Unlike court, where most hearings are public, mediation is conducted in private: whatever is discussed between the mediator and mediatee in the individual sessions is kept confidential and whatever the parties discuss in joint sessions remains between those four walls (with certain exceptions largely based upon the welfare of the mediatees and others). For many the court process is daunting and beset with unfamiliar rules and countless deadlines. Mediation on the other hand is informal, it follows a staged process but, as stated above, it is driven by those partaking. The more effort the parties put in, the better outcome they are likely to get.

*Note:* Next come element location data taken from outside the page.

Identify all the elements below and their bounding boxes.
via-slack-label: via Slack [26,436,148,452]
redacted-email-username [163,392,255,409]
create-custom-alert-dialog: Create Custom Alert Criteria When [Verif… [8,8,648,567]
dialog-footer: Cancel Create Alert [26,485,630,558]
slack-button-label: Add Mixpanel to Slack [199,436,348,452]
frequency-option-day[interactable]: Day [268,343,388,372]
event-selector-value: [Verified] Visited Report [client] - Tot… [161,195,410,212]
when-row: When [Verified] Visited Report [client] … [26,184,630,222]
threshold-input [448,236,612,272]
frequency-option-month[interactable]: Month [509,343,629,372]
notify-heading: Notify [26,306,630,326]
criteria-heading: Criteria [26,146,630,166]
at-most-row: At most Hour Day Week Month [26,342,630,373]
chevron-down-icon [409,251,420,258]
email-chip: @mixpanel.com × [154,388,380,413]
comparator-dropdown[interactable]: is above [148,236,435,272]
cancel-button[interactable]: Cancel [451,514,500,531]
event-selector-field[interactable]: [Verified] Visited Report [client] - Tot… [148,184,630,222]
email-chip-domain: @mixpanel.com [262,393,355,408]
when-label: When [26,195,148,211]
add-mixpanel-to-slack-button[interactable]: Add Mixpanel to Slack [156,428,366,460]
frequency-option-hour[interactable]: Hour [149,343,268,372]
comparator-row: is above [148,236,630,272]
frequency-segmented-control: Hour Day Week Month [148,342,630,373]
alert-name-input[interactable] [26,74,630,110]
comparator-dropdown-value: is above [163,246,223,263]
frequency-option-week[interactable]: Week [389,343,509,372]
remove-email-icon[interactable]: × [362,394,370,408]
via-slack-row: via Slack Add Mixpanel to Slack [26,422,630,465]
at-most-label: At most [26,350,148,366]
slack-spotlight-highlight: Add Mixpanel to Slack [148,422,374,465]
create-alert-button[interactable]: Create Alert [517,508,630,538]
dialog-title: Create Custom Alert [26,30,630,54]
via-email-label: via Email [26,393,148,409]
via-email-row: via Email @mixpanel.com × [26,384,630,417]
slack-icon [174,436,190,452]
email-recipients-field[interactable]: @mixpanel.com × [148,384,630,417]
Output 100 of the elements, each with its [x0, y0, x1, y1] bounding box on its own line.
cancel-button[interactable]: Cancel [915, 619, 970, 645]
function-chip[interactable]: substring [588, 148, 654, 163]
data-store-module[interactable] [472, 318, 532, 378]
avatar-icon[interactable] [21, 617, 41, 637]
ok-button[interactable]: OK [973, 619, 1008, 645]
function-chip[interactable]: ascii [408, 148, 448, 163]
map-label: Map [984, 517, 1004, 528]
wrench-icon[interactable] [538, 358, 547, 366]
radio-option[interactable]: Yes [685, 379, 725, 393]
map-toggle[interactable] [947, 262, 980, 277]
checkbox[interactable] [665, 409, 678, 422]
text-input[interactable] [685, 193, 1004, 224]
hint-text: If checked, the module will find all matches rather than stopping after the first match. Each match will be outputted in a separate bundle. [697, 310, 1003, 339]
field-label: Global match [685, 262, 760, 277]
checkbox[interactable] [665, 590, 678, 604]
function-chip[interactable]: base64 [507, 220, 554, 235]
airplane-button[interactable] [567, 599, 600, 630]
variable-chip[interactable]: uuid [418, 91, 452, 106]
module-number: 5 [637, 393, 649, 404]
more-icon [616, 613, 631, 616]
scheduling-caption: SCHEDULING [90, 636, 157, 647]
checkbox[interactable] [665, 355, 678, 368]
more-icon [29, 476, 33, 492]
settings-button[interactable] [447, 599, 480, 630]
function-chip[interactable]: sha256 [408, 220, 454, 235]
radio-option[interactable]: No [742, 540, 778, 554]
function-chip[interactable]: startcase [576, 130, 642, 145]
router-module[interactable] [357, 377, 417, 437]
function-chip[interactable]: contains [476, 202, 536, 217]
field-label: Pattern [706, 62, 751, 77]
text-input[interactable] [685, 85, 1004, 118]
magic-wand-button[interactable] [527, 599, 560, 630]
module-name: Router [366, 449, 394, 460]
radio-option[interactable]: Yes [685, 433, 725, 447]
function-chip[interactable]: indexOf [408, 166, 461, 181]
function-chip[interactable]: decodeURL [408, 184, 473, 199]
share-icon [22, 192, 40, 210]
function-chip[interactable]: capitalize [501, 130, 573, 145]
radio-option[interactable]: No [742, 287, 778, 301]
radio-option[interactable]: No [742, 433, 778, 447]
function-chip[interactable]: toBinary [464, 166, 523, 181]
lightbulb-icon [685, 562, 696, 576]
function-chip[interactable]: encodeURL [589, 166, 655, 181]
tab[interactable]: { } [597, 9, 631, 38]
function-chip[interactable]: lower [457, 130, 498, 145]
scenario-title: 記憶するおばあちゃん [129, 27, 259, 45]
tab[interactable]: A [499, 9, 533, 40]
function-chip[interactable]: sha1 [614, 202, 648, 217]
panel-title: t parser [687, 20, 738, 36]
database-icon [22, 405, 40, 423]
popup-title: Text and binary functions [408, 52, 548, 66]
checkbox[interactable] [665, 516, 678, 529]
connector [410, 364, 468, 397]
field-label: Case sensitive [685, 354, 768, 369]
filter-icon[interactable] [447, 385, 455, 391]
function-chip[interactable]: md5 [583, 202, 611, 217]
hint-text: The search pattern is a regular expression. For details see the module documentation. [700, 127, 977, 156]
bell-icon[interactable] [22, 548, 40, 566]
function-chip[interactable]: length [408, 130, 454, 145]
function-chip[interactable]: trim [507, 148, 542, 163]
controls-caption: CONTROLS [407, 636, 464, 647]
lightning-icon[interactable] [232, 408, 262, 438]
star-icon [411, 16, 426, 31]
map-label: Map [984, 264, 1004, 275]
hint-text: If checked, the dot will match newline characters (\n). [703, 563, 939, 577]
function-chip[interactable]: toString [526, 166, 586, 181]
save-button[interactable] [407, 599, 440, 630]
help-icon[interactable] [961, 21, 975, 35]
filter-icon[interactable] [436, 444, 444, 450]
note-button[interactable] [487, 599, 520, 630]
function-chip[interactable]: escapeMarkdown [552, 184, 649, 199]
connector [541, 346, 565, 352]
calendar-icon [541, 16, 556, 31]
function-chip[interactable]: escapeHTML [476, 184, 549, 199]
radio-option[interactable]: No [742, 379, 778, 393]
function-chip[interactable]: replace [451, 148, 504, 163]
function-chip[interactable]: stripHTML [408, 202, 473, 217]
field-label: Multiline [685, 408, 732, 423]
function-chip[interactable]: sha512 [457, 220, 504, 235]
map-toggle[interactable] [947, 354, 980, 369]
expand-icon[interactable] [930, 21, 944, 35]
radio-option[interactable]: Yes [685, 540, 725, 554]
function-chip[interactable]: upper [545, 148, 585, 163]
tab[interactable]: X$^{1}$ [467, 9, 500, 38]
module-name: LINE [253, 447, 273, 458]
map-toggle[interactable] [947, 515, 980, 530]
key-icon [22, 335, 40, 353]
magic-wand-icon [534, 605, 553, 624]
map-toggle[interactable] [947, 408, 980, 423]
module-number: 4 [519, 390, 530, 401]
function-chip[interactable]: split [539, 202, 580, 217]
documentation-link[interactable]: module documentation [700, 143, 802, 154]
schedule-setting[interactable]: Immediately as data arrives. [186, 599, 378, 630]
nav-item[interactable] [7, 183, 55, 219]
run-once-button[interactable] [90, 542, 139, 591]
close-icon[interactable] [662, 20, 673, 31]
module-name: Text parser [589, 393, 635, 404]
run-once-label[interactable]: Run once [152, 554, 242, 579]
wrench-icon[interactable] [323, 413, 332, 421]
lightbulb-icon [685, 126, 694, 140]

Mediation is also future-focussed, with the mediator helping the parties to shift the spotlight away from the past and to understand their respective interests and needs (i.e., why they need a particular outcome and the underlying root of their motivations), rather than their positions. Parties’ positions are often incompatible and exacerbated by bias. For example, each party may demand an apology whilst refusing to accept responsibility for their own actions or one party may insist on receiving a certain amount of compensation, which the other party cannot realistically afford to pay. By moving away from positions to focus on interests and needs, mediation can help the parties to reach a workable long-term solution for the future. As disputes often arise between individuals that have some sort of ongoing relationship, such as family members, employers and employees, landlords and tenants, and suppliers and consumers of goods and services, it makes sense to try to find a solution that works best for the parties and helps to maintain their relationships going forward.

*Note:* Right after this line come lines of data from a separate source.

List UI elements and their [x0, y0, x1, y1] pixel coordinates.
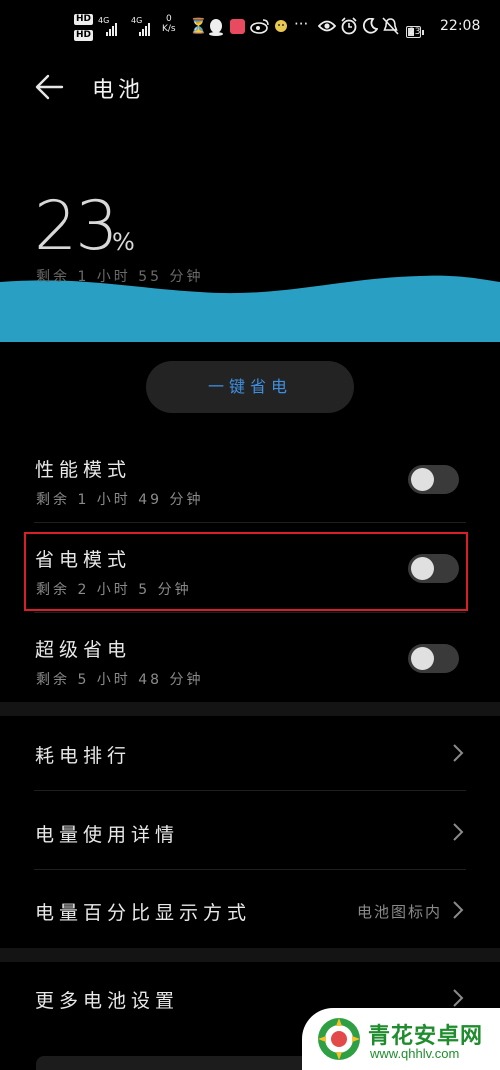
moon-icon	[362, 18, 378, 34]
more-icon: ···	[294, 15, 309, 33]
chevron-right-icon	[453, 823, 464, 841]
net-speed: 0 K/s	[162, 14, 176, 34]
divider	[34, 522, 466, 523]
eye-icon	[318, 20, 336, 32]
watermark-url: www.qhhlv.com	[370, 1046, 460, 1061]
section-separator	[0, 702, 500, 716]
chevron-right-icon	[453, 989, 464, 1007]
nav-label: 电量使用详情	[35, 824, 180, 846]
battery-level-text: 23	[409, 27, 421, 37]
hourglass-icon: ⏳	[189, 17, 208, 35]
status-bar: HD HD 4G 4G 0 K/s ⏳ ··· 23 22:08	[0, 0, 500, 52]
divider	[34, 612, 466, 613]
highlight-box	[24, 532, 468, 611]
battery-percent-sign: %	[112, 228, 135, 256]
signal-icon-1	[106, 22, 117, 36]
qq-icon	[209, 19, 223, 36]
hd-badge-1: HD	[74, 14, 94, 25]
back-arrow-icon[interactable]	[34, 72, 64, 102]
chevron-right-icon	[453, 744, 464, 762]
battery-remaining-time: 剩余 1 小时 55 分钟	[36, 269, 204, 285]
net-speed-unit: K/s	[162, 24, 176, 34]
nav-label: 更多电池设置	[35, 990, 180, 1012]
app-icon	[230, 19, 245, 34]
mode-sub: 剩余 5 小时 48 分钟	[36, 672, 204, 688]
mode-sub: 剩余 1 小时 49 分钟	[36, 492, 204, 508]
super-saving-toggle[interactable]	[408, 644, 459, 673]
nav-value: 电池图标内	[356, 903, 442, 921]
net-speed-value: 0	[165, 14, 172, 24]
nav-label: 耗电排行	[35, 745, 132, 767]
performance-toggle[interactable]	[408, 465, 459, 494]
divider	[34, 869, 466, 870]
signal-icon-2	[139, 22, 150, 36]
hd-badge-2: HD	[74, 30, 94, 41]
status-time: 22:08	[440, 18, 481, 34]
battery-icon: 23	[406, 26, 422, 38]
chevron-right-icon	[453, 901, 464, 919]
watermark-logo-icon	[318, 1018, 360, 1060]
battery-percent: 23	[34, 187, 119, 266]
alarm-icon	[341, 17, 357, 35]
nav-item-percent-display[interactable]: 电量百分比显示方式 电池图标内	[0, 898, 500, 976]
mode-label: 性能模式	[35, 459, 132, 481]
one-key-save-button[interactable]: 一键省电	[146, 361, 354, 413]
emoji-icon	[275, 20, 287, 32]
bell-off-icon	[382, 17, 399, 35]
nav-item-usage-details[interactable]: 电量使用详情	[0, 820, 500, 898]
page-title: 电池	[92, 78, 145, 103]
nav-label: 电量百分比显示方式	[35, 902, 252, 924]
mode-label: 超级省电	[35, 639, 132, 661]
nav-item-power-ranking[interactable]: 耗电排行	[0, 741, 500, 819]
weibo-icon	[250, 19, 269, 34]
section-separator	[0, 948, 500, 962]
divider	[34, 790, 466, 791]
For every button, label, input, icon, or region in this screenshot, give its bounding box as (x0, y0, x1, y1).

It is often the case that mediation provides a quicker and more cost-effective method for resolving disputes than litigation (and other forms of alternative dispute resolution, such as arbitration, for that matter). This is particularly the case at present where the courts are facing a significant backlog of cases as a result of Covid-19. Court diaries aside, as a general rule, it is often better to deal with issues head on, nipping them in the bud before they worsen to minimise further misunderstandings arising and resentment brewing. The cost benefits of mediation should also not be overlooked: litigation can often cost tens of thousands of pounds and take months, if not years to conclude. Whereas mediation is largely a much cheaper and quicker process.

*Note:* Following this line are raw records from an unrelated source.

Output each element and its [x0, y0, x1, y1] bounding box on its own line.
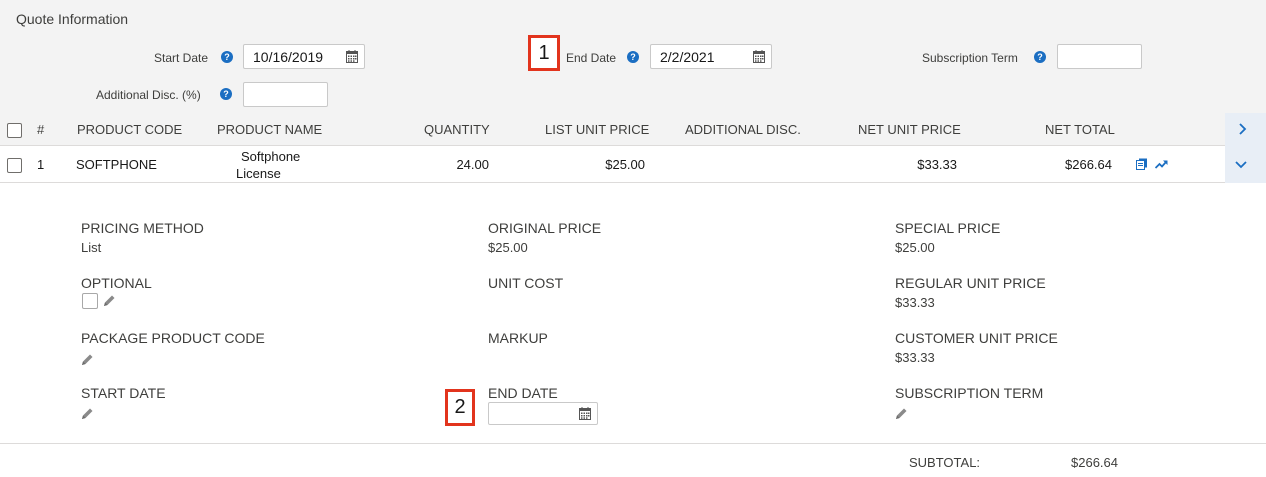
pencil-icon[interactable] — [103, 294, 116, 307]
optional-label: OPTIONAL — [81, 275, 152, 291]
pricing-method-label: PRICING METHOD — [81, 220, 204, 236]
row-list-unit-price: $25.00 — [605, 157, 645, 172]
pencil-icon[interactable] — [81, 353, 94, 366]
special-price-value: $25.00 — [895, 240, 935, 255]
optional-checkbox[interactable] — [82, 293, 98, 309]
chevron-down-icon — [1235, 161, 1247, 169]
table-row: 1 SOFTPHONE Softphone License 24.00 $25.… — [0, 146, 1266, 183]
row-number: 1 — [37, 157, 45, 172]
special-price-label: SPECIAL PRICE — [895, 220, 1001, 236]
column-header-net-total[interactable]: NET TOTAL — [1045, 122, 1115, 137]
unit-cost-label: UNIT COST — [488, 275, 564, 291]
end-date-detail-label: END DATE — [488, 385, 558, 401]
additional-disc-label: Additional Disc. (%) — [96, 88, 201, 102]
end-date-label: End Date — [566, 51, 617, 65]
customer-unit-price-label: CUSTOMER UNIT PRICE — [895, 330, 1058, 346]
subscription-term-input[interactable] — [1057, 44, 1142, 69]
question-icon[interactable]: ? — [1034, 51, 1046, 63]
line-detail-panel: PRICING METHOD List OPTIONAL PACKAGE PRO… — [0, 183, 1266, 444]
regular-unit-price-value: $33.33 — [895, 295, 935, 310]
row-product-name-line1: Softphone — [241, 149, 301, 164]
start-date-detail-label: START DATE — [81, 385, 166, 401]
expand-all-button[interactable] — [1225, 113, 1266, 146]
markup-label: MARKUP — [488, 330, 548, 346]
clone-icon[interactable] — [1136, 158, 1148, 170]
pricing-method-value: List — [81, 240, 102, 255]
question-icon[interactable]: ? — [627, 51, 639, 63]
callout-2: 2 — [445, 389, 475, 426]
pencil-icon[interactable] — [81, 407, 94, 420]
column-header-net-unit-price[interactable]: NET UNIT PRICE — [858, 122, 961, 137]
column-header-number[interactable]: # — [37, 122, 44, 137]
trend-icon[interactable] — [1155, 159, 1168, 169]
subscription-term-label: Subscription Term — [922, 51, 1018, 65]
section-title: Quote Information — [16, 11, 129, 27]
subtotal-label: SUBTOTAL: — [909, 455, 981, 470]
callout-1: 1 — [528, 35, 560, 71]
end-date-input[interactable]: 2/2/2021 — [650, 44, 772, 69]
end-date-value: 2/2/2021 — [660, 48, 715, 65]
original-price-label: ORIGINAL PRICE — [488, 220, 602, 236]
pencil-icon[interactable] — [895, 407, 908, 420]
subscription-term-detail-label: SUBSCRIPTION TERM — [895, 385, 1044, 401]
subtotal-bar: SUBTOTAL: $266.64 — [0, 444, 1266, 477]
original-price-value: $25.00 — [488, 240, 528, 255]
row-quantity[interactable]: 24.00 — [440, 157, 489, 172]
calendar-icon[interactable] — [753, 50, 765, 63]
question-icon[interactable]: ? — [221, 51, 233, 63]
subtotal-value: $266.64 — [1071, 455, 1118, 470]
column-header-quantity[interactable]: QUANTITY — [424, 122, 490, 137]
collapse-row-button[interactable] — [1225, 146, 1266, 183]
calendar-icon[interactable] — [579, 407, 591, 420]
row-product-name-line2: License — [236, 166, 281, 181]
row-product-code: SOFTPHONE — [76, 157, 157, 172]
column-header-product-name[interactable]: PRODUCT NAME — [217, 122, 322, 137]
select-all-checkbox[interactable] — [7, 123, 22, 138]
column-header-list-unit-price[interactable]: LIST UNIT PRICE — [545, 122, 649, 137]
end-date-detail-input[interactable] — [488, 402, 598, 425]
regular-unit-price-label: REGULAR UNIT PRICE — [895, 275, 1046, 291]
package-product-code-label: PACKAGE PRODUCT CODE — [81, 330, 265, 346]
chevron-right-icon — [1239, 123, 1247, 135]
additional-disc-input[interactable] — [243, 82, 328, 107]
row-net-total: $266.64 — [1065, 157, 1112, 172]
column-header-additional-disc[interactable]: ADDITIONAL DISC. — [685, 122, 801, 137]
calendar-icon[interactable] — [346, 50, 358, 63]
start-date-value: 10/16/2019 — [253, 48, 324, 65]
customer-unit-price-value: $33.33 — [895, 350, 935, 365]
row-select-checkbox[interactable] — [7, 158, 22, 173]
start-date-label: Start Date — [154, 51, 209, 65]
table-header: # PRODUCT CODE PRODUCT NAME QUANTITY LIS… — [0, 113, 1266, 146]
question-icon[interactable]: ? — [220, 88, 232, 100]
column-header-product-code[interactable]: PRODUCT CODE — [77, 122, 182, 137]
row-net-unit-price: $33.33 — [917, 157, 957, 172]
start-date-input[interactable]: 10/16/2019 — [243, 44, 365, 69]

As with litigation, mediation is not a silver bullet. It has its limitations and is not suitable for all matters. For example, where there is a significant imbalance of power between the parties or where one or both mediatees are not willing to actively participate in the process. The mediator has no power to compel a party to engage nor to ensure that a solution is reached. Nevertheless, mediation is a form of dispute resolution that parties in conflict should more readily consider, not just for the potential cost and time-saving advantages, but for the wider opportunity mediation affords to help maintain relationships and to obtain a win-win solution for both parties.